Now you can't have multiple engines write to the same data table. But once a data table has been written by any one of the any one of the engines, it can be read by any of the other engines because it's using the same table format across. So that's what Fabric is. One of the unique selling points of Fabric is this interoperability between engines.

Now if we go back to the UX and the UI, you'll see that after I've created these two artifacts, you'll see them opening below the workspace selector on the left. So, I actually can navigate between these two artifacts quite quickly. Now, this has pivoted the Synapse view of the world where we had horizontal tabs. We now have vertical tabs. So that'll take a bit of getting used to, if you are familiar with Azure Synapse. But as you see with the UI, it's very similar to the Power BI experience now. I know when I look at this, I'm get a little bit overwhelmed with just the lack of organization here, because we've got loads of different types of things all living in a single list.

But as with Power BI, we can actually filter for the type of artifact that we're going for. So a Notebook or a Report or Data Sets, we can filter for that and we can even see lineage views. So how some of these things Depend on one another and tie together, we can see a lineage view just like we can in Power BI.

Some other things that are possible; we've got deployment pipelines still. If I go to some workspace settings, we also have Git integration, which is great. So, Git integration from the get-go rather than it being an afterthought. It's still got some places to improve some features that haven't landed yet. But that is there, and you should definitely start using it.

On the Data Engineering side, we've got some configuration options around the Spark compute that are used in the Notebooks and Spark Job Definitions experience, including some library management tools. So we can add feeds and we can add custom libraries that we may have built locally.

The workspace roles are currently very similar to Power BI workspace role. So, you've got your Admins, your Members, your Contributors, and your Viewers. Now, again, we won't go into the details of exactly what role can do what in this video will have separate resources on our blog or our YouTube channel for that. But it should feel relatively familiar for those of you familiar with Power BI.

We also have a Monitoring Hub. So much like in Azure Synapse, you have you have the monitoring area of Azure Synapse. We also have the Monitoring Hub in in Fabric. If I go to something that I have done, things that would've been monitored recently.

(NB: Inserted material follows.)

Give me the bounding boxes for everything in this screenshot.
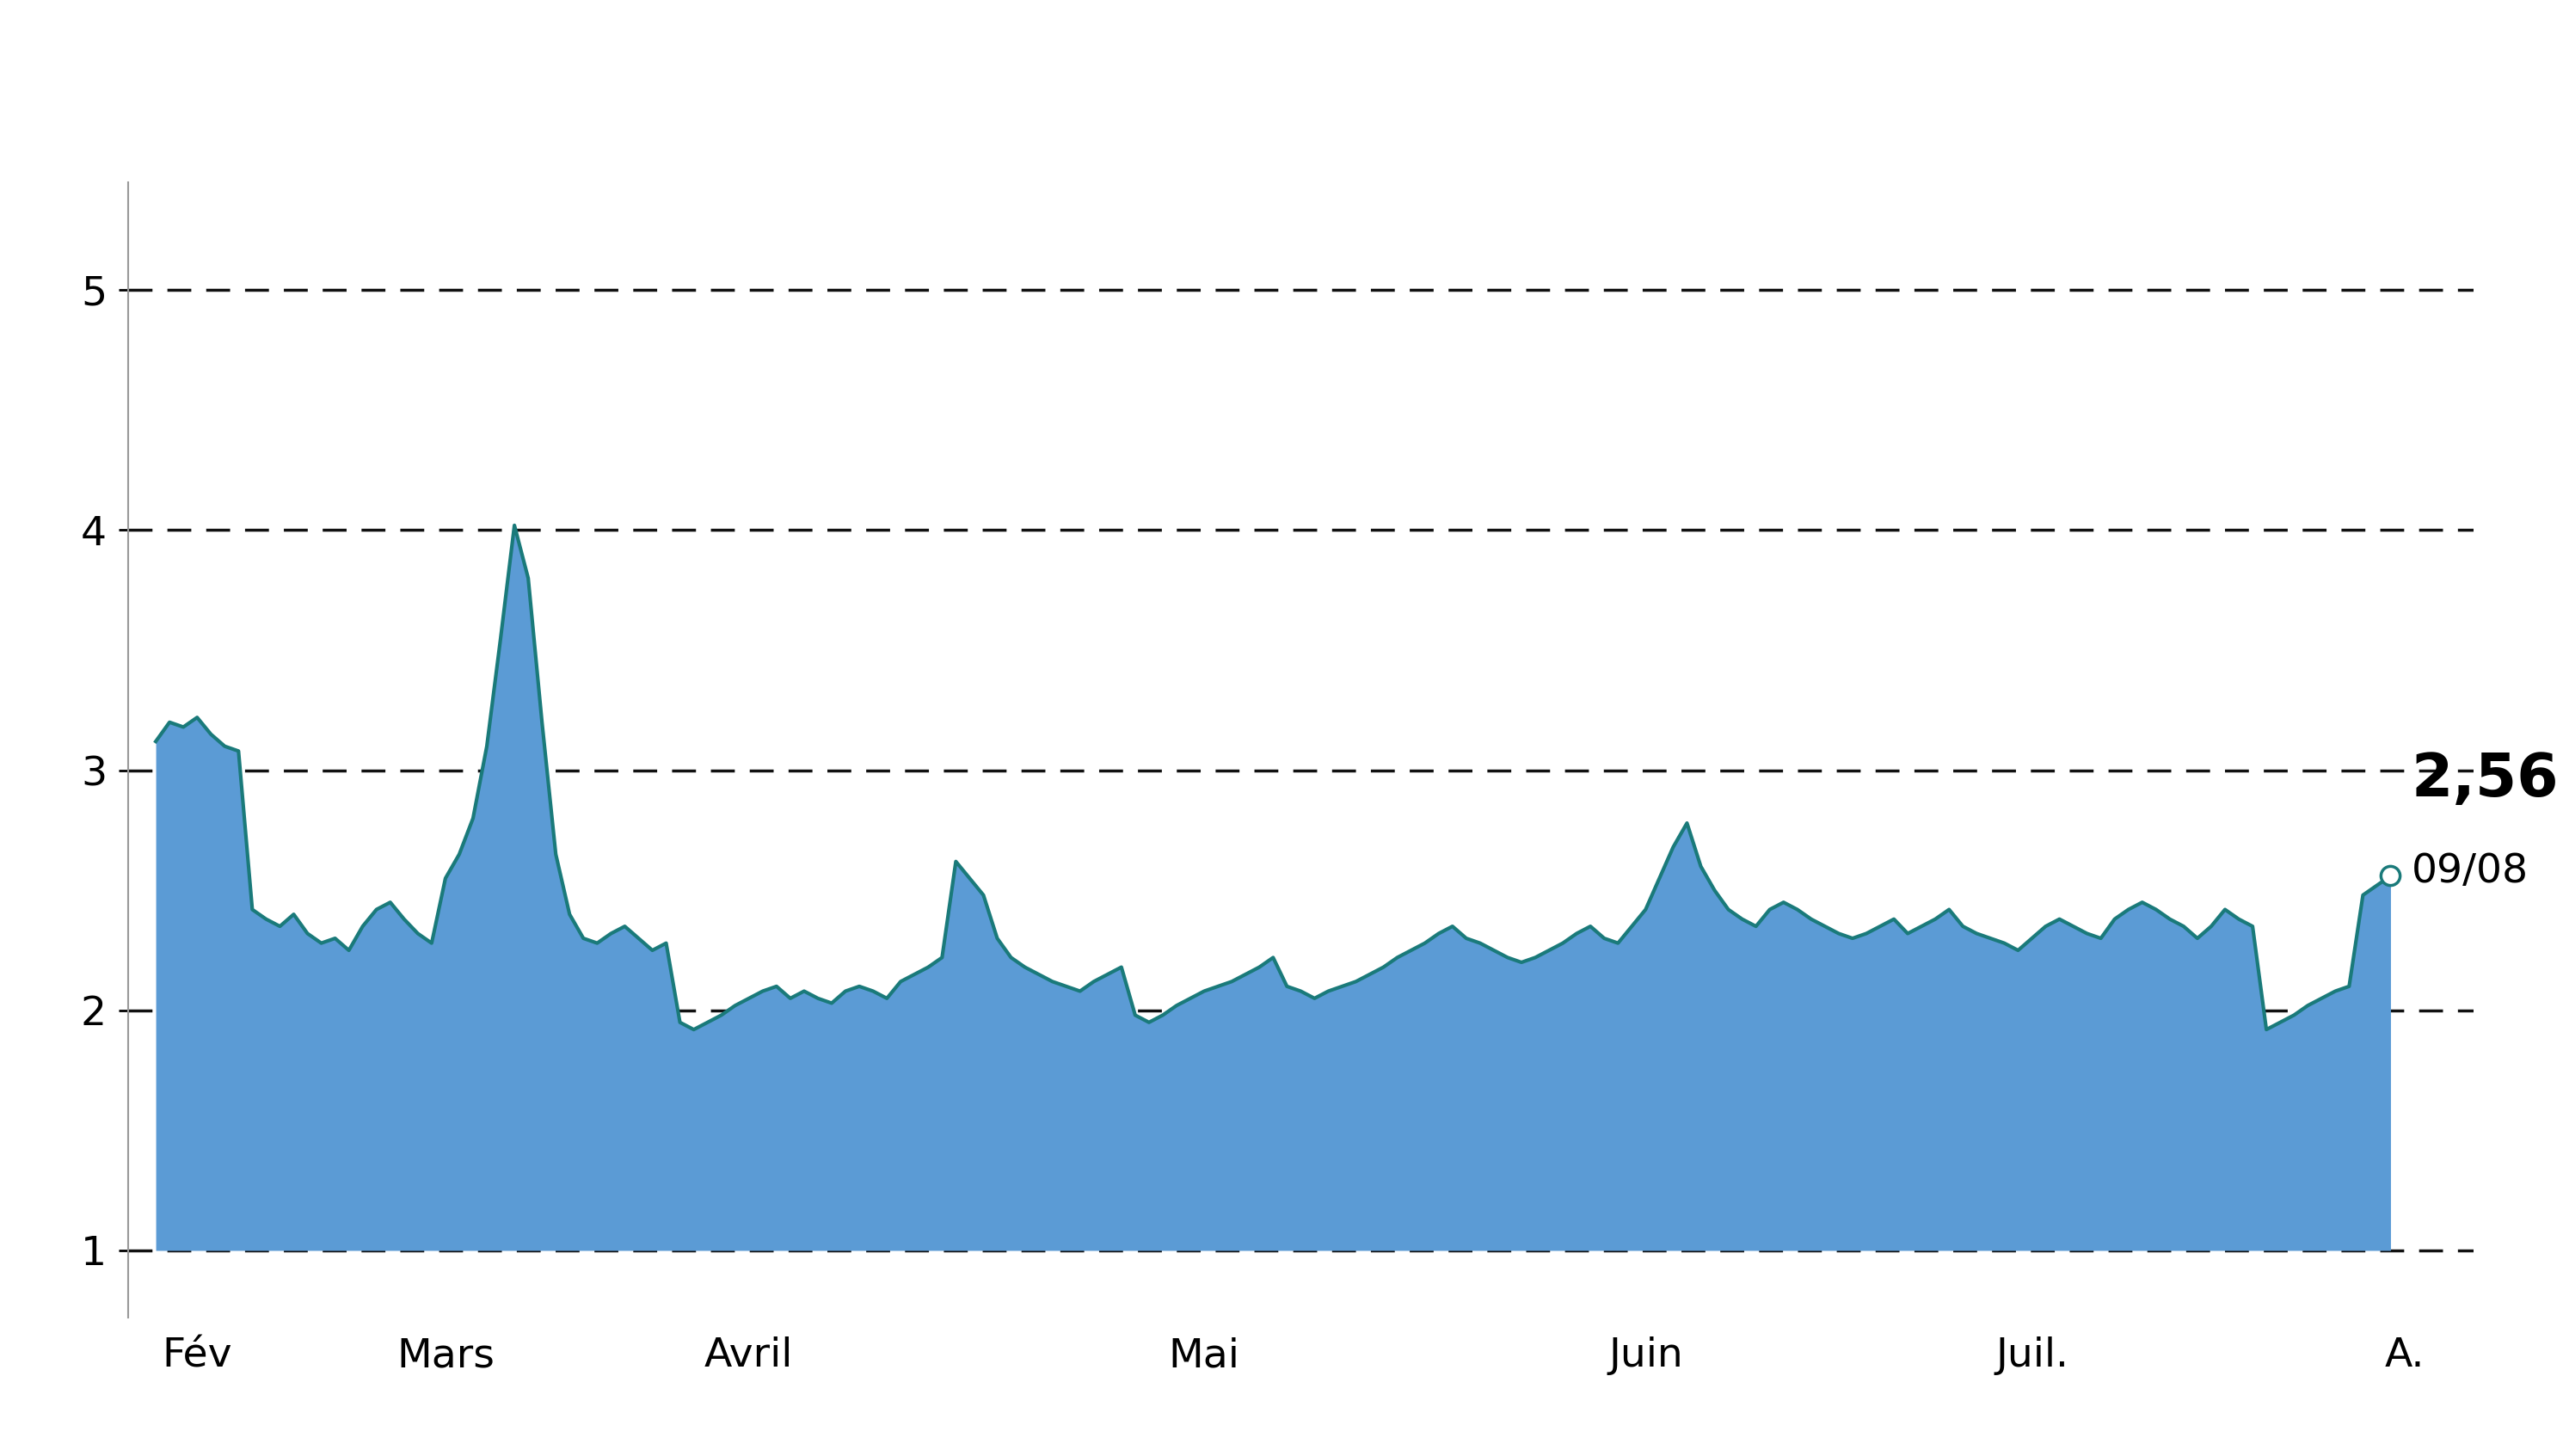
Text: 2,56: 2,56 bbox=[2412, 751, 2558, 808]
Text: 09/08: 09/08 bbox=[2412, 852, 2527, 891]
Text: Monogram Orthopaedics, Inc.: Monogram Orthopaedics, Inc. bbox=[705, 35, 1858, 103]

So on the Data Engineering tab I have a bunch of Notebooks, Spark job definitions and that I've run over the last couple of weeks. We can see those all in a nice list and we can actually drill through to some of them if we want to drill into more detail. And this will take me to the actual Spark application that was created when I ran this and we can access the Spark History server as well.

Now, I don't really want to go too much deeper into this. This was meant to be a whizz around Microsoft Fabric. I hope that's proven useful. We'll have a load more content going into deeper detail for lots of these artifacts. So please stay tuned. In the meantime, have fun playing around with Microsoft Fabric.

Certainly exciting for it to now be available in public preview.

Let us know if you have any comments. Otherwise, watch out for the next videos. Thank you.